= Sønderjysk kaffebord =

A sønderjysk kaffebord (English: Southern Jutland coffee table) is a traditional spread of various cakes, served on a table with coffee.

After southern Jutland became part of Prussia in 1864, many national gatherings were held, but the Prussian authorities did not always grant liquor to the taverns where the Danish-minded met. In response, assembly houses were built where the Danish-minded could hold meetings. These gatherings featured coffee and cakes, with participants bringing home-baked goods to cover the long tables. Competition among the women was fierce, as they sought to bake the most delicious and eye-catching cakes. Pies and layer cakes were considered the ultimate test of a housewife's skill. The tradition saw a resurgence during World War II, when it was illegal to hold meetings but not to host coffee tables. Southerners cleverly used this loophole to meet legally.

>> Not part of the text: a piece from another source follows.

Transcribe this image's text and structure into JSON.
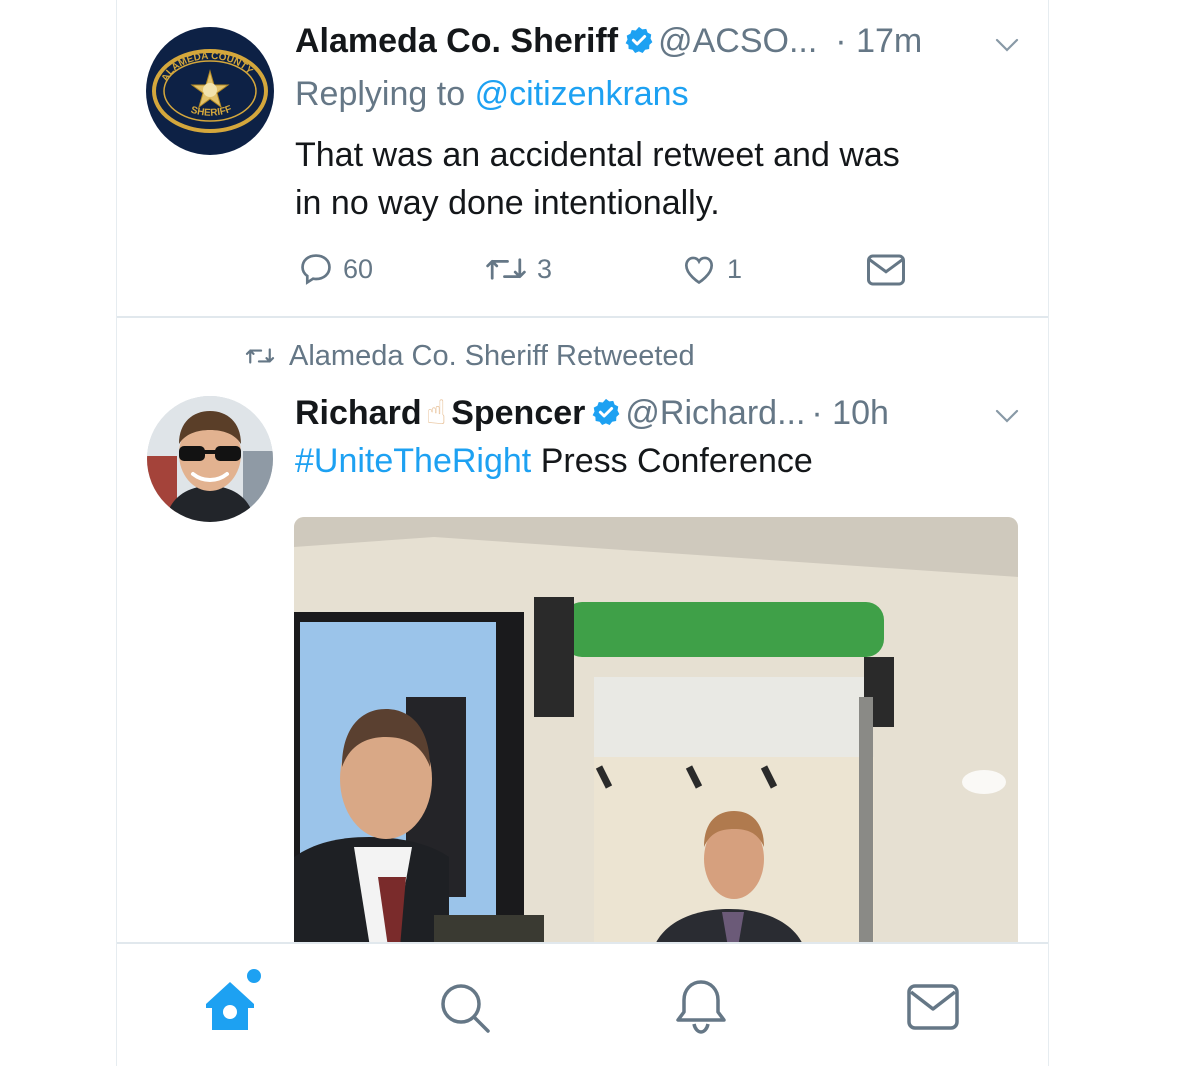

The kaffebord was especially popular on self-sufficient farms, where ingredients like eggs, sugar, flour, and cream were abundant. These lavish spreads emerged in a time when daily life was marked by hard physical labor and spartan meals. As a result, the kaffebord became a festive highlight for annual celebrations and major events. The table was expected to be so generous that it could easily serve twice as many people as were present, and new guests were often invited in the following days to share.

One reason the kaffebord of Southern Jutland stood out compared to the rest of the country was the special serving style, which persisted in private homes well into the 20th century. Cake dishes were passed around one after another and the participants piled up three or four varieties on their plates.